Нередко за верстачком, среди прочих мыслей о загадках естества, задавался о.Матвей щекотливым вопросом, как приблизительно выглядело предназначенное для бытия пространство за мгновенье до того, как стало в нем проступать сущее? За отсутствием живых свидетелей некому было утолить жажду его чрезмерно пытливого ума. Не без основанья приходил он к выводу, что записи памяти и не могли родиться раньше, чем наряду с начертательным орудием появилась владеющая им рука, также поверхность для нанесения условных знаков на ней, паче же всего сам подлежащий закреплению предмет, чтоб не исчез бесследно.
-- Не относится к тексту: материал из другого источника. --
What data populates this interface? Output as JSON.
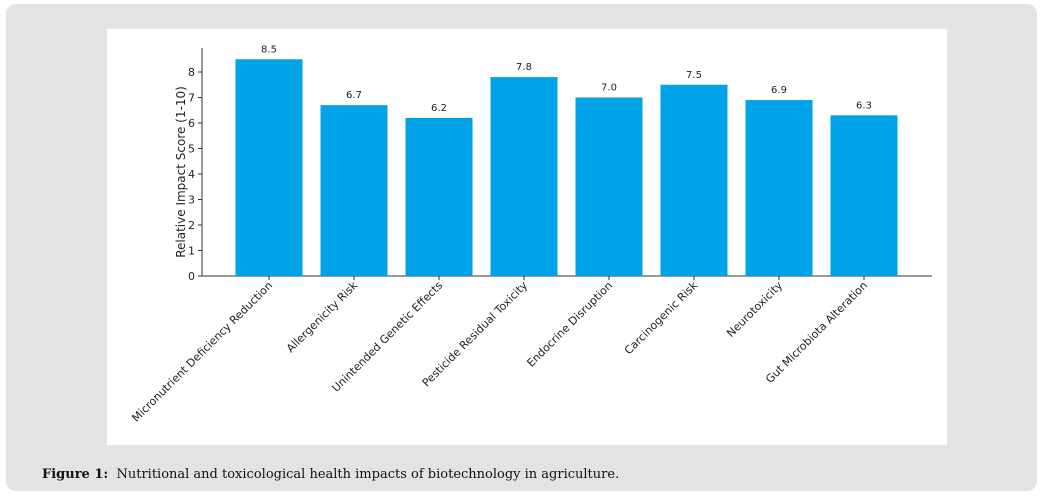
{
  "chart_data": {
    "type": "bar",
    "title": "",
    "xlabel": "",
    "ylabel": "Relative Impact Score (1-10)",
    "ylim": [
      0,
      9
    ],
    "yticks": [
      0,
      1,
      2,
      3,
      4,
      5,
      6,
      7,
      8
    ],
    "categories": [
      "Micronutrient Deficiency Reduction",
      "Allergenicity Risk",
      "Unintended Genetic Effects",
      "Pesticide Residual Toxicity",
      "Endocrine Disruption",
      "Carcinogenic Risk",
      "Neurotoxicity",
      "Gut Microbiota Alteration"
    ],
    "values": [
      8.5,
      6.7,
      6.2,
      7.8,
      7.0,
      7.5,
      6.9,
      6.3
    ],
    "value_labels": [
      "8.5",
      "6.7",
      "6.2",
      "7.8",
      "7.0",
      "7.5",
      "6.9",
      "6.3"
    ],
    "bar_color": "#00a2e8",
    "grid": false
  },
  "caption": {
    "label": "Figure 1:",
    "text": "Nutritional and toxicological health impacts of biotechnology in agriculture."
  }
}
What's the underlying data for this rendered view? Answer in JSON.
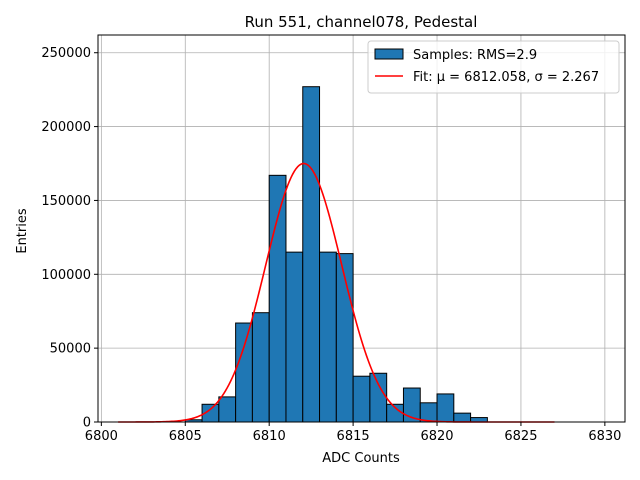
{
  "chart_data": {
    "type": "bar",
    "title": "Run 551, channel078, Pedestal",
    "xlabel": "ADC Counts",
    "ylabel": "Entries",
    "xlim": [
      6799.8,
      6831.2
    ],
    "ylim": [
      0,
      262000
    ],
    "xticks": [
      6800,
      6805,
      6810,
      6815,
      6820,
      6825,
      6830
    ],
    "yticks": [
      0,
      50000,
      100000,
      150000,
      200000,
      250000
    ],
    "grid": true,
    "legend_position": "top-right",
    "histogram": {
      "name": "Samples: RMS=2.9",
      "color": "#1f77b4",
      "edgecolor": "#000000",
      "bins": [
        {
          "x0": 6805,
          "x1": 6806,
          "count": 1500
        },
        {
          "x0": 6806,
          "x1": 6807,
          "count": 12000
        },
        {
          "x0": 6807,
          "x1": 6808,
          "count": 17000
        },
        {
          "x0": 6808,
          "x1": 6809,
          "count": 67000
        },
        {
          "x0": 6809,
          "x1": 6810,
          "count": 74000
        },
        {
          "x0": 6810,
          "x1": 6811,
          "count": 167000
        },
        {
          "x0": 6811,
          "x1": 6812,
          "count": 115000
        },
        {
          "x0": 6812,
          "x1": 6813,
          "count": 227000
        },
        {
          "x0": 6813,
          "x1": 6814,
          "count": 115000
        },
        {
          "x0": 6814,
          "x1": 6815,
          "count": 114000
        },
        {
          "x0": 6815,
          "x1": 6816,
          "count": 31000
        },
        {
          "x0": 6816,
          "x1": 6817,
          "count": 33000
        },
        {
          "x0": 6817,
          "x1": 6818,
          "count": 12000
        },
        {
          "x0": 6818,
          "x1": 6819,
          "count": 23000
        },
        {
          "x0": 6819,
          "x1": 6820,
          "count": 13000
        },
        {
          "x0": 6820,
          "x1": 6821,
          "count": 19000
        },
        {
          "x0": 6821,
          "x1": 6822,
          "count": 6000
        },
        {
          "x0": 6822,
          "x1": 6823,
          "count": 3000
        }
      ]
    },
    "fit": {
      "name": "Fit: μ = 6812.058, σ = 2.267",
      "color": "#ff0000",
      "function": "gaussian",
      "mu": 6812.058,
      "sigma": 2.267,
      "amplitude": 175000,
      "x_range": [
        6801,
        6827
      ]
    }
  }
}
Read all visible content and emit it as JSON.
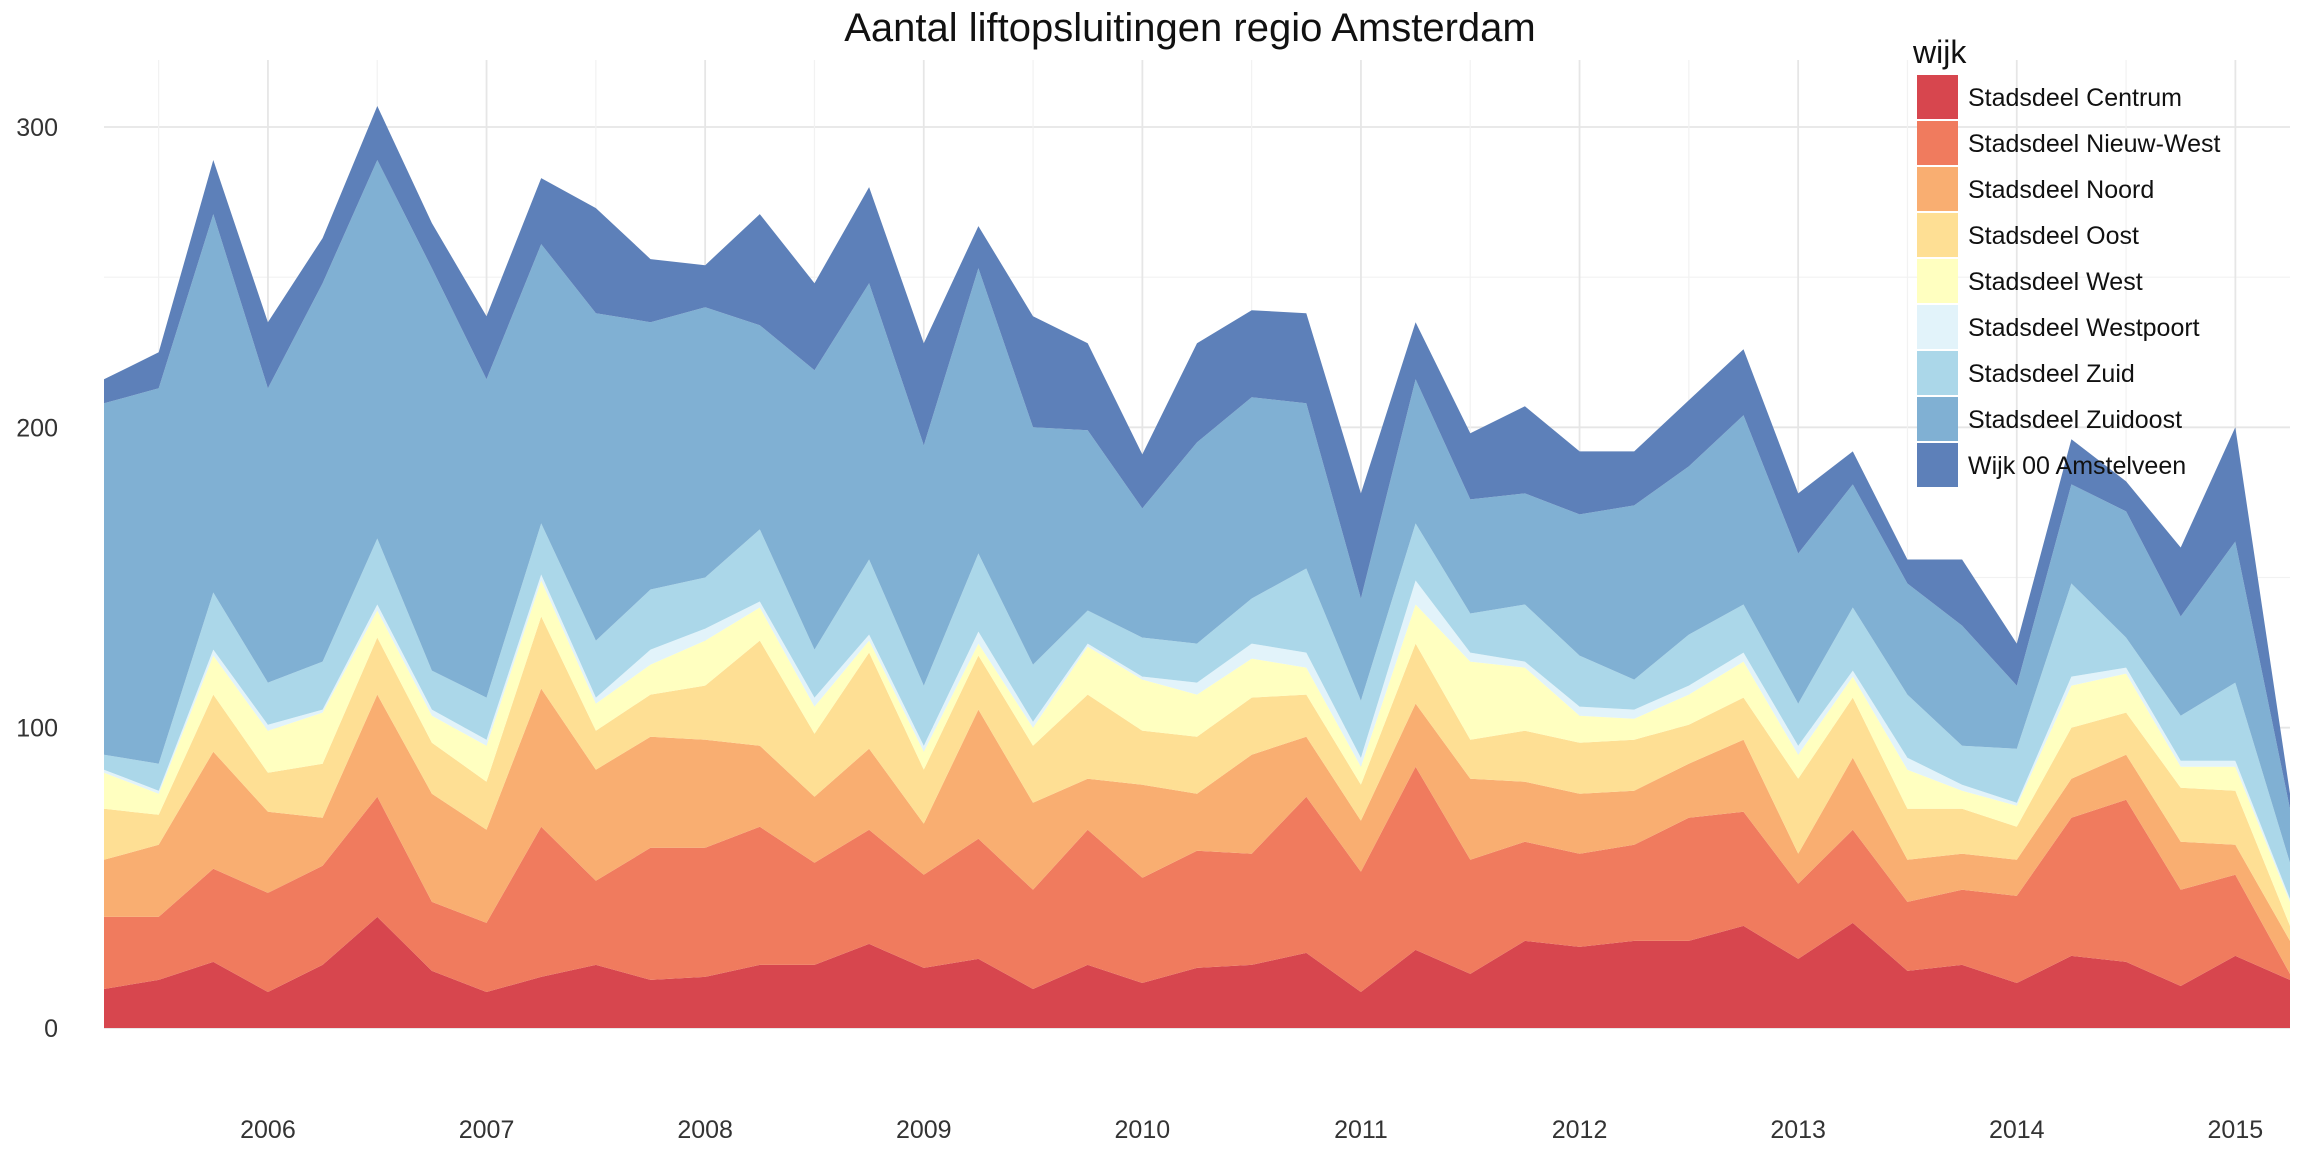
{
  "chart_data": {
    "type": "area",
    "stacked": true,
    "title": "Aantal liftopsluitingen regio Amsterdam",
    "xlabel": "",
    "ylabel": "",
    "x_ticks": [
      "2006",
      "2007",
      "2008",
      "2009",
      "2010",
      "2011",
      "2012",
      "2013",
      "2014",
      "2015"
    ],
    "y_ticks": [
      0,
      100,
      200,
      300
    ],
    "xlim": [
      2005.25,
      2015.25
    ],
    "ylim": [
      0,
      300
    ],
    "grid": true,
    "legend": {
      "title": "wijk",
      "position": "top-right"
    },
    "x": [
      2005.25,
      2005.5,
      2005.75,
      2006.0,
      2006.25,
      2006.5,
      2006.75,
      2007.0,
      2007.25,
      2007.5,
      2007.75,
      2008.0,
      2008.25,
      2008.5,
      2008.75,
      2009.0,
      2009.25,
      2009.5,
      2009.75,
      2010.0,
      2010.25,
      2010.5,
      2010.75,
      2011.0,
      2011.25,
      2011.5,
      2011.75,
      2012.0,
      2012.25,
      2012.5,
      2012.75,
      2013.0,
      2013.25,
      2013.5,
      2013.75,
      2014.0,
      2014.25,
      2014.5,
      2014.75,
      2015.0,
      2015.25
    ],
    "series": [
      {
        "name": "Stadsdeel Centrum",
        "color": "#d7464e",
        "values": [
          13,
          16,
          22,
          12,
          21,
          37,
          19,
          12,
          17,
          21,
          16,
          17,
          21,
          21,
          28,
          20,
          23,
          13,
          21,
          15,
          20,
          21,
          25,
          12,
          26,
          18,
          29,
          27,
          29,
          29,
          34,
          23,
          35,
          19,
          21,
          15,
          24,
          22,
          14,
          24,
          16
        ]
      },
      {
        "name": "Stadsdeel Nieuw-West",
        "color": "#f07b5e",
        "values": [
          24,
          21,
          31,
          33,
          33,
          40,
          23,
          23,
          50,
          28,
          44,
          43,
          46,
          34,
          38,
          31,
          40,
          33,
          45,
          35,
          39,
          37,
          52,
          40,
          61,
          38,
          33,
          31,
          32,
          41,
          38,
          25,
          31,
          23,
          25,
          29,
          46,
          54,
          32,
          27,
          2
        ]
      },
      {
        "name": "Stadsdeel Noord",
        "color": "#f9ae71",
        "values": [
          19,
          24,
          39,
          27,
          16,
          34,
          36,
          31,
          46,
          37,
          37,
          36,
          27,
          22,
          27,
          17,
          43,
          29,
          17,
          31,
          19,
          33,
          20,
          17,
          21,
          27,
          20,
          20,
          18,
          18,
          24,
          10,
          24,
          14,
          12,
          12,
          13,
          15,
          16,
          10,
          11
        ]
      },
      {
        "name": "Stadsdeel Oost",
        "color": "#fedf94",
        "values": [
          17,
          10,
          19,
          13,
          18,
          19,
          17,
          16,
          24,
          13,
          14,
          18,
          35,
          21,
          32,
          18,
          18,
          19,
          28,
          18,
          19,
          19,
          14,
          12,
          20,
          13,
          17,
          17,
          17,
          13,
          14,
          25,
          20,
          17,
          15,
          11,
          17,
          14,
          18,
          18,
          5
        ]
      },
      {
        "name": "Stadsdeel West",
        "color": "#ffffc0",
        "values": [
          12,
          7,
          13,
          14,
          17,
          9,
          9,
          12,
          12,
          9,
          10,
          15,
          11,
          9,
          4,
          6,
          4,
          6,
          16,
          17,
          14,
          13,
          9,
          6,
          13,
          26,
          21,
          9,
          7,
          10,
          12,
          8,
          7,
          13,
          6,
          7,
          14,
          13,
          7,
          8,
          8
        ]
      },
      {
        "name": "Stadsdeel Westpoort",
        "color": "#e2f3fa",
        "values": [
          1,
          1,
          2,
          2,
          1,
          2,
          2,
          2,
          2,
          2,
          5,
          4,
          2,
          3,
          2,
          2,
          4,
          2,
          1,
          1,
          4,
          5,
          5,
          3,
          8,
          3,
          2,
          3,
          3,
          3,
          3,
          3,
          2,
          4,
          2,
          1,
          3,
          2,
          2,
          2,
          1
        ]
      },
      {
        "name": "Stadsdeel Zuid",
        "color": "#abd7e9",
        "values": [
          5,
          9,
          19,
          14,
          16,
          22,
          13,
          14,
          17,
          19,
          20,
          17,
          24,
          16,
          25,
          20,
          26,
          19,
          11,
          13,
          13,
          15,
          28,
          19,
          19,
          13,
          19,
          17,
          10,
          17,
          16,
          14,
          21,
          21,
          13,
          18,
          31,
          10,
          15,
          26,
          12
        ]
      },
      {
        "name": "Stadsdeel Zuidoost",
        "color": "#80b0d3",
        "values": [
          117,
          125,
          126,
          98,
          126,
          126,
          134,
          106,
          93,
          109,
          89,
          90,
          68,
          93,
          92,
          80,
          95,
          79,
          60,
          43,
          67,
          67,
          55,
          34,
          48,
          38,
          37,
          47,
          58,
          56,
          63,
          50,
          41,
          37,
          40,
          21,
          33,
          42,
          33,
          47,
          18
        ]
      },
      {
        "name": "Wijk 00 Amstelveen",
        "color": "#5d80b9",
        "values": [
          8,
          12,
          18,
          22,
          15,
          18,
          15,
          21,
          22,
          35,
          21,
          14,
          37,
          29,
          32,
          34,
          14,
          37,
          29,
          18,
          33,
          29,
          30,
          35,
          19,
          22,
          29,
          21,
          18,
          22,
          22,
          20,
          11,
          8,
          22,
          14,
          15,
          10,
          23,
          38,
          5
        ]
      }
    ]
  }
}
Как раз в пору газетной дискуссии о знаменитой книге, не порочная ли, батюшка случайно увидел ее на столе у Вадима и в мучительных, на ощупь, поисках союзников целую неделю жадно, украдкой от сына, перескакивая темноты и трудности, несмотря на ущерб, наносимый текущей работе для семейного пропитания, не говоря уж о нехватке сна, вникал в действительно незаурядный документ: он был батюшке все одно как соломинка для утопающего. В общем, как и сама Библия, написанная для особо доверчивых умов, сочинение весьма понравилось о.Матвею прежде всего отсутствием жреческого презрения большой науки к непосвященным, ибо на том перегоне познания магия еще не разделялась с математикой как враждующие сестры. Ребячливой Матвеевой душе родственным оказалось величие описанных там гигантских, еще необжитых пейзажей, где при головокружительной широте панорамного охвата уже различима была каждая мелочь, пусть еще не привычная нынешнему глазу, но уже позывающая к осмыслению. И, пожалуй, сильней прочего восхитило батюшку так и оставшееся непонятным даже после троекратного прочтения загадочное местечко о самом начале всех начал, как образовавшееся однажды вследствие пространственно-магнитного натяжения, с небольшим внутренним перекосом, быстро расширяющееся вздутие на чем-то теперь уже не сразу преобразовалось в кромешный, но вполне реальный мрак, некоторым образом производственное сырье, из коего пополам с глиной и накрутили уйму всячины впоследствии мастеровитые руки.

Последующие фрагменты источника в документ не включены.